La industria del ron en México tomó giro significativo en el siglo XX con la llegada de técnicas de destilación traídas por inmigrantes españoles y cubanos. Con el tiempo, diversas destilerías se establecieron en el país, aprovechando la abundancia de caña de azúcar y perfeccionando el proceso de producción.

El proceso de elaboración del ron es arte que combina tradición y tecnología. Su producción se inicia con la cosecha de la caña de azúcar, de la cual se extrae jugo dulce que puede fermentarse directamente o concentrarse en melaza, el ingrediente base de la mayoría de los rones.
- Fermentación: el jugo de caña o la melaza se someten a proceso donde las levaduras convierten los azúcares en alcohol, generando líquido conocido como “mosto”.
Destilación: el mosto fermentado se destila en alambiques de cobre o en columnas de destilación para aumentar su contenido alcohólico. Dependiendo del tipo de ron deseado se pueden realizar varias destilaciones.
- Envejecimiento: una vez destilado se coloca en barricas de roble, donde adquiere su complejidad aromática y gustativa a través de la interacción con la madera y la oxidación lenta.

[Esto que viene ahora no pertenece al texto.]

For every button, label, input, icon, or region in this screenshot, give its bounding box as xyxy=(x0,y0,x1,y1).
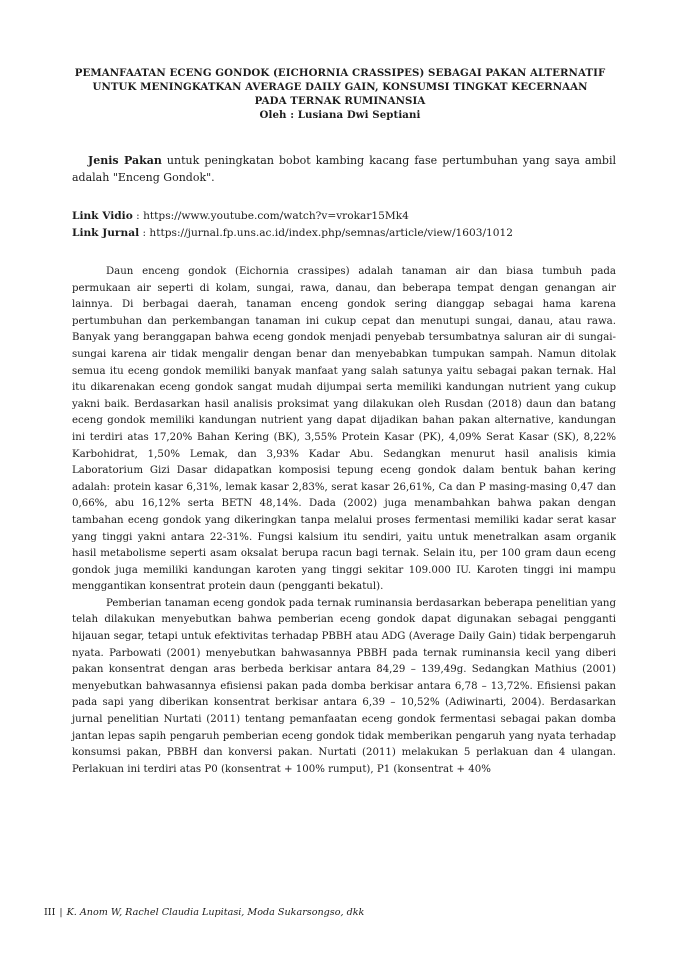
jenis-pakan-paragraph xyxy=(72,152,616,186)
title-line-1: PEMANFAATAN ECENG GONDOK (EICHORNIA CRASSIPES) SEBAGAI PAKAN ALTERNATIF xyxy=(74,67,606,79)
video-link-row xyxy=(72,208,616,225)
footer-authors: K. Anom W, Rachel Claudia Lupitasi, Moda Sukarsongso, dkk xyxy=(66,907,365,918)
page-footer xyxy=(44,906,604,919)
body-paragraph-2: Pemberian tanaman eceng gondok pada ternak ruminansia berdasarkan beberapa penelitian yang telah dilakukan menyebutkan bahwa pemberian eceng gondok dapat digunakan sebagai pengganti hijauan segar, tetapi untuk efektivitas terhadap PBBH atau ADG (Average Daily Gain) tidak berpengaruh nyata. Parbowati (2001) menyebutkan bahwasannya PBBH pada ternak ruminansia kecil yang diberi pakan konsentrat dengan aras berbeda berkisar antara 84,29 – 139,49g. Sedangkan Mathius (2001) menyebutkan bahwasannya efisiensi pakan pada domba berkisar antara 6,78 – 13,72%. Efisiensi pakan pada sapi yang diberikan konsentrat berkisar antara 6,39 – 10,52% (Adiwinarti, 2004). Berdasarkan jurnal penelitian Nurtati (2011) tentang pemanfaatan eceng gondok fermentasi sebagai pakan domba jantan lepas sapih pengaruh pemberian eceng gondok tidak memberikan pengaruh yang nyata terhadap konsumsi pakan, PBBH dan konversi pakan. Nurtati (2011) melakukan 5 perlakuan dan 4 ulangan. Perlakuan ini terdiri atas P0 (konsentrat + 100% rumput), P1 (konsentrat + 40% xyxy=(72,597,616,775)
title-line-3: PADA TERNAK RUMINANSIA xyxy=(254,95,426,107)
document-title xyxy=(60,66,620,122)
author-line: Oleh : Lusiana Dwi Septiani xyxy=(259,109,421,121)
video-link-value[interactable]: : https://www.youtube.com/watch?v=vrokar15Mk4 xyxy=(132,210,409,222)
jurnal-link-row xyxy=(72,225,616,242)
jurnal-link-value[interactable]: : https://jurnal.fp.uns.ac.id/index.php/semnas/article/view/1603/1012 xyxy=(139,227,514,239)
body-paragraph-1: Daun enceng gondok (Eichornia crassipes) adalah tanaman air dan biasa tumbuh pada permukaan air seperti di kolam, sungai, rawa, danau, dan beberapa tempat dengan genangan air lainnya. Di berbagai daerah, tanaman enceng gondok sering dianggap sebagai hama karena pertumbuhan dan perkembangan tanaman ini cukup cepat dan menutupi sungai, danau, atau rawa. Banyak yang beranggapan bahwa eceng gondok menjadi penyebab tersumbatnya saluran air di sungai-sungai karena air tidak mengalir dengan benar dan menyebabkan tumpukan sampah. Namun ditolak semua itu eceng gondok memiliki banyak manfaat yang salah satunya yaitu sebagai pakan ternak. Hal itu dikarenakan eceng gondok sangat mudah dijumpai serta memiliki kandungan nutrient yang cukup yakni baik. Berdasarkan hasil analisis proksimat yang dilakukan oleh Rusdan (2018) daun dan batang eceng gondok memiliki kandungan nutrient yang dapat dijadikan bahan pakan alternative, kandungan ini terdiri atas 17,20% Bahan Kering (BK), 3,55% Protein Kasar (PK), 4,09% Serat Kasar (SK), 8,22% Karbohidrat, 1,50% Lemak, dan 3,93% Kadar Abu. Sedangkan menurut hasil analisis kimia Laboratorium Gizi Dasar didapatkan komposisi tepung eceng gondok dalam bentuk bahan kering adalah: protein kasar 6,31%, lemak kasar 2,83%, serat kasar 26,61%, Ca dan P masing-masing 0,47 dan 0,66%, abu 16,12% serta BETN 48,14%. Dada (2002) juga menambahkan bahwa pakan dengan tambahan eceng gondok yang dikeringkan tanpa melalui proses fermentasi memiliki kadar serat kasar yang tinggi yakni antara 22-31%. Fungsi kalsium itu sendiri, yaitu untuk menetralkan asam organik hasil metabolisme seperti asam oksalat berupa racun bagi ternak. Selain itu, per 100 gram daun eceng gondok juga memiliki kandungan karoten yang tinggi sekitar 109.000 IU. Karoten tinggi ini mampu menggantikan konsentrat protein daun (pengganti bekatul). xyxy=(72,266,616,593)
footer-separator: | xyxy=(59,907,63,918)
jurnal-link-label: Link Jurnal xyxy=(72,227,140,239)
video-link-label: Link Vidio xyxy=(72,210,133,222)
links-section xyxy=(72,208,616,242)
jenis-pakan-label: Jenis Pakan xyxy=(88,154,162,167)
jenis-pakan-text: untuk peningkatan bobot kambing kacang fase pertumbuhan yang saya ambil adalah "Enceng Gondok". xyxy=(72,154,616,184)
title-line-2: UNTUK MENINGKATKAN AVERAGE DAILY GAIN, KONSUMSI TINGKAT KECERNAAN xyxy=(92,81,588,93)
body-text xyxy=(72,264,616,778)
page-number: III xyxy=(44,907,56,918)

Mezcla y embotellado: finalmente, puede mezclarse con otras barricas para obtener perfil de sabor específico. Luego, se filtra, se diluye según necesidad y se embotella para su comercialización.
Actualmente, México es el quinto productor mundial de caña de azúcar, lo que le otorga posición privilegiada en la producción de ron. Estados como Veracruz, San Luis Potosí, Chiapas y Oaxaca albergan las destilerías más importantes del país.

Las marcas de ron mexicanas han ganado prestigio internacional gracias a su diversidad de estilos y su calidad. Desde rones blancos ideales para coctelería, hasta rones oscuros con notas de vainilla, caramelo y especias, que pueden disfrutarse solos o con hielo.
El ron es destilado versátil que puede disfrutarse en cócteles clásicos, mezclarlo con refrescos y agua mineral, o bien solo o en las rocas. Pero también se puede usar en cócteles más exóticos, como el Blue Hawaiian:
Ingredientes:
- 40 ml de ron blanco
- 120 ml de jugo de piña
- 8 cdtas. de crema de coco
- 10 ml de curaçao azul
- Hielos
Poner todos los ingredientes en el shaker, agitar por 10 segundos y servir colando con el gusanillo.
El ron es más que una bebida, es una tradición que ha perdurado a través de los siglos, evolucionando desde la producción clandestina en la Nueva España hasta convertirse en un destilado de prestigio. Con una historia rica y un futuro prometedor el ron mexicano se posiciona como un destilado de calidad y distinción en el panorama internacional.